Department of Diagnostic Radiology and Nuclear Medicine, Tokyo Medical and Dental University, 1-5-45 Yushima, Bunkyo-ku, Tokyo, 113-8510, Japan.
Department of Gastroenterology and Hepatology, Tokyo Medical and Dental University, 1-5-45 Yushima, Bunkyo-ku, Tokyo, 113-8510, Japan.
Jpn J Radiol. 2021 May;39(5):459-476. doi: 10.1007/s11604-020-01082-5. Epub 2021 Jan 13.
This study aimed to compare magnetic resonance enterocolonography (MREC) features among the endoscopic ulcer stages reclassified to include healing ulcers and to assess the prognoses in Crohn disease (CD).
Altogether, 89 consecutive patients with CD who had undergone MREC and ileocolonoscopy or balloon-assisted enteroscopy were retrospectively studied. Patients were reclassified into 38 patients with no deep ulcer, seven with healing deep ulcer, and 44 with active deep ulcer stage. MREC score derived from a 5-point MR classification and MR index of activity (MaRIA) were evaluated, and patients were followed-up. The primary endpoint was hospitalization.

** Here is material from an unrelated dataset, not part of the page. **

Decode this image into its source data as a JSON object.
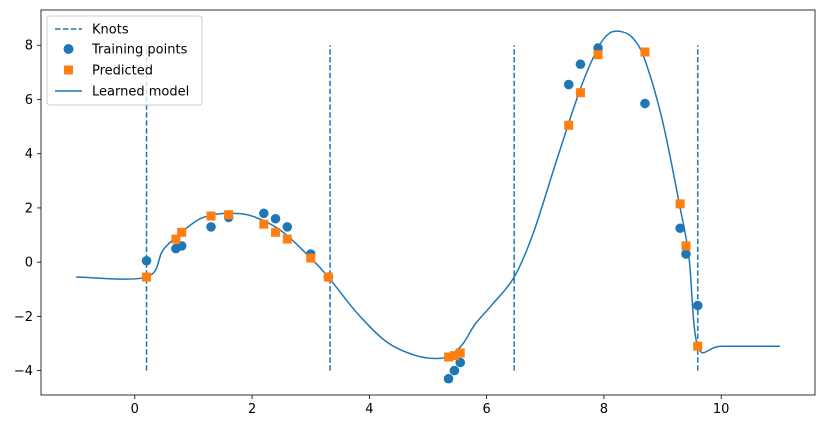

Healing deep ulcers had higher values in MREC score and MaRIA than no deep ulcers (p < 0.001), and lower values than active deep ulcers (p < 0.001). The 5-year cumulative rates of hospitalization for no deep ulcer, healing deep ulcer, and active deep ulcers were 24.9, 0, and 52.4% (p < 0.05), respectively. MREC score or MaRIA-positive patients had a higher 5-year cumulative rate of hospitalization than the negative patients (p < 0.01 and p < 0.05, respectively).
MREC could reflect the healing stages, and the identification was revealed to be important because of the good prognosis. MREC might be useful to predict prognosis of CD.
本研究旨在比较内镜下溃疡愈合后重新分类的各期克罗恩病(CD)的磁共振肠造影(MREC)特征,并评估其预后。
回顾性分析 89 例经 MREC 联合结肠镜或气囊辅助小肠镜检查的 CD 患者。将患者重新分为无深溃疡 38 例、愈合深溃疡 7 例和活动深溃疡 44 例。评估 5 分 MR 分类评分和磁共振活动指数(MaRIA),并对患者进行随访。主要终点为住院。
愈合深溃疡的 MREC 评分和 MaRIA 值高于无深溃疡(p<0.001),低于活动深溃疡(p<0.001)。无深溃疡、愈合深溃疡和活动深溃疡的 5 年累积住院率分别为 24.9%、0%和 52.4%(p<0.05)。MREC 评分或 MaRIA 阳性患者的 5 年累积住院率高于阴性患者(p<0.01 和 p<0.05)。
MREC 可反映愈合阶段,其识别对于良好的预后至关重要。MREC 可能有助于预测 CD 的预后。